Both remarried and Gertiser sought to terminate Stokes’ spousal maintenance on the basis that her remarriage created a substantial and continuing change in her financial condition that made any further maintenance unreasonable because Stokes’ husband brought substantial assets and income into the marriage and has a statutory duty to support her. The trial court disagreed and kept the maintenance order in place. The Court of Appeals reversed.

“We recognize this record could have supported Kevin’s position, if the trial court had accepted it. But there is also ample evidence to support the contrary view reflected in the trial court’s findings — and those findings support the refusal to revoke maintenance,” Chief Justice Loretta Rush wrote.

The justices held that courts may revoke incapacity maintenance for recipients whose ability to support themselves is no longer materially affected, even if they are still disabled.
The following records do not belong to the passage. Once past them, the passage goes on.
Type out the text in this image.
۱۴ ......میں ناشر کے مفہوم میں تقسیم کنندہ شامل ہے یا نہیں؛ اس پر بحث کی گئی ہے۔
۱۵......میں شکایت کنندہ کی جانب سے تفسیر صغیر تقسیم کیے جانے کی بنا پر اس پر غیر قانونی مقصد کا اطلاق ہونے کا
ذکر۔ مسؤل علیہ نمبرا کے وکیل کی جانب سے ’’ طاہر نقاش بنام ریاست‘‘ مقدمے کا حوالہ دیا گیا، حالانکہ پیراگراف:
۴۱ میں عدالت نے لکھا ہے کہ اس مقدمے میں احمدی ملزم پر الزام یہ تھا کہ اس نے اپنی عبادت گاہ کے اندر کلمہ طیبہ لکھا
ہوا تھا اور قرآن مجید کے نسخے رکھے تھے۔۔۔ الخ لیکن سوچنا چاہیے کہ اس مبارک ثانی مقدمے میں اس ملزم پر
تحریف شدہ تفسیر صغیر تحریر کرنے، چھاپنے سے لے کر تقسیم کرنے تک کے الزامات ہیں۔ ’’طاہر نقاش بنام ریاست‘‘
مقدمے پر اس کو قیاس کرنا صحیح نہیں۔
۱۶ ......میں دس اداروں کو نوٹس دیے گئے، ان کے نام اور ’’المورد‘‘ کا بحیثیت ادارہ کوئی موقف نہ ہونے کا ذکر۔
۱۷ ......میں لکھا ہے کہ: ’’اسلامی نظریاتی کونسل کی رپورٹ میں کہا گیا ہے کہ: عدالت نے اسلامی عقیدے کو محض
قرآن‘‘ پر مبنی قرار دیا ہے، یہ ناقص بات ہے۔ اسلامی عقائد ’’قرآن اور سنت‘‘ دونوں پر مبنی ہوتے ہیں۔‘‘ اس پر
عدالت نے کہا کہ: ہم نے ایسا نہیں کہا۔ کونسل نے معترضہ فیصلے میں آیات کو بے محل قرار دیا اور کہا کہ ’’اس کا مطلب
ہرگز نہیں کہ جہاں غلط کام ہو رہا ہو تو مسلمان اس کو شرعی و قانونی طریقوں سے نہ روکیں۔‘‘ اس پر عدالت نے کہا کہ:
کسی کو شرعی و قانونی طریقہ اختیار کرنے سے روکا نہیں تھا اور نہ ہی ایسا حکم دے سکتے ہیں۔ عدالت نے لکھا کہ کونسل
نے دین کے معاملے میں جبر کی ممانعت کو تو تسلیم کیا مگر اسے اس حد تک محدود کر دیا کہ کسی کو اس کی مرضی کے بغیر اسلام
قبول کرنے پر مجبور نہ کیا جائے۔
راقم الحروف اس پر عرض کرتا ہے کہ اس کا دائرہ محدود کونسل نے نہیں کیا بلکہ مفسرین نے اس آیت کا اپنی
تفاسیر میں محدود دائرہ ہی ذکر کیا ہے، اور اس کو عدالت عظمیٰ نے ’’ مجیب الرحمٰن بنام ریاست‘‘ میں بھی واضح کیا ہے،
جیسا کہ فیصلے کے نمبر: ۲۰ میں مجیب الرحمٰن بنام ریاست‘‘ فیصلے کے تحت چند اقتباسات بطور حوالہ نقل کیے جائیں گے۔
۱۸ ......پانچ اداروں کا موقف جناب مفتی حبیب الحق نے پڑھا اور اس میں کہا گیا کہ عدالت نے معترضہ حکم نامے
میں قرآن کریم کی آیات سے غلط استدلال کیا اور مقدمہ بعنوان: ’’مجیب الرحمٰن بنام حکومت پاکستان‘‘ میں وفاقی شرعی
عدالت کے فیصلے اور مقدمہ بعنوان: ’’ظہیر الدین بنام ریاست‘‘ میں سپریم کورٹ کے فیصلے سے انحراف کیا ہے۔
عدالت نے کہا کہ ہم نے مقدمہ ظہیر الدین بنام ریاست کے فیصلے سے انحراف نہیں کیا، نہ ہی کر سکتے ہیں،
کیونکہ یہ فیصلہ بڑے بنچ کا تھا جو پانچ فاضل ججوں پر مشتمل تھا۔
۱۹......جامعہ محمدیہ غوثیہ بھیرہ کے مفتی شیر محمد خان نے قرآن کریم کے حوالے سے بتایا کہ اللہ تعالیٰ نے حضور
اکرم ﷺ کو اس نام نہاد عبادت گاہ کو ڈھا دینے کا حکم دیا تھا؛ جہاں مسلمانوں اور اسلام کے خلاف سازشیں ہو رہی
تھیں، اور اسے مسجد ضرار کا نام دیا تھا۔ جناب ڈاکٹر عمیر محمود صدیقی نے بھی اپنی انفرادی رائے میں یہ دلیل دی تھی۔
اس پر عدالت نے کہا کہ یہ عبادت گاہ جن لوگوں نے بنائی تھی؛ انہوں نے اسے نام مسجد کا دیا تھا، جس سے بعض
Stokes had argued maintenance could only be modified, but never revoked, if one is still disabled.

Addressing the trial court’s findings, the high court noted that proving that a change in circumstances is so “substantial and continuing” as to require revoking maintenance is a steep showing.  The justices also noted that $253,000 of Stokes’ marital assets do not constitute any change in her financial circumstances, and the remaining value of the $371,000 of assets her husband brought to their marriage can be discounted. Of that money, nearly half is his legal interest in a trust that holds title to his parents’ property; and most of the remaining amount is held in retirement accounts for which withdrawals would incur substantial penalties, Rush wrote. She also pointed out that while Stokes’ husband’s income is higher than Gertiser’s, he has to pay more than $2,500 each month in maintenance to his ex-wife and child support.

“Again, revoking maintenance required Kevin to prove not merely that the maintenance award had become unreasonably excessive, but its very existence had become unreasonable. And under the facts as found by the trial court, any change in Anne’s finances was not of a magnitude that made it unreasonable to leave a maintenance order in place. Since Kevin made no alternative argument for a reduction, we need not consider (and express no opinion about) whether a modification might have been warranted. In this procedural posture, where Kevin chose to seek all-or-nothing relief, we agree that these findings support denying the drastic remedy he requested,” Rush wrote in Kevin Gertiser v. Anne Stokes f/k/a Gertiser, 29S02-1511-DR-643.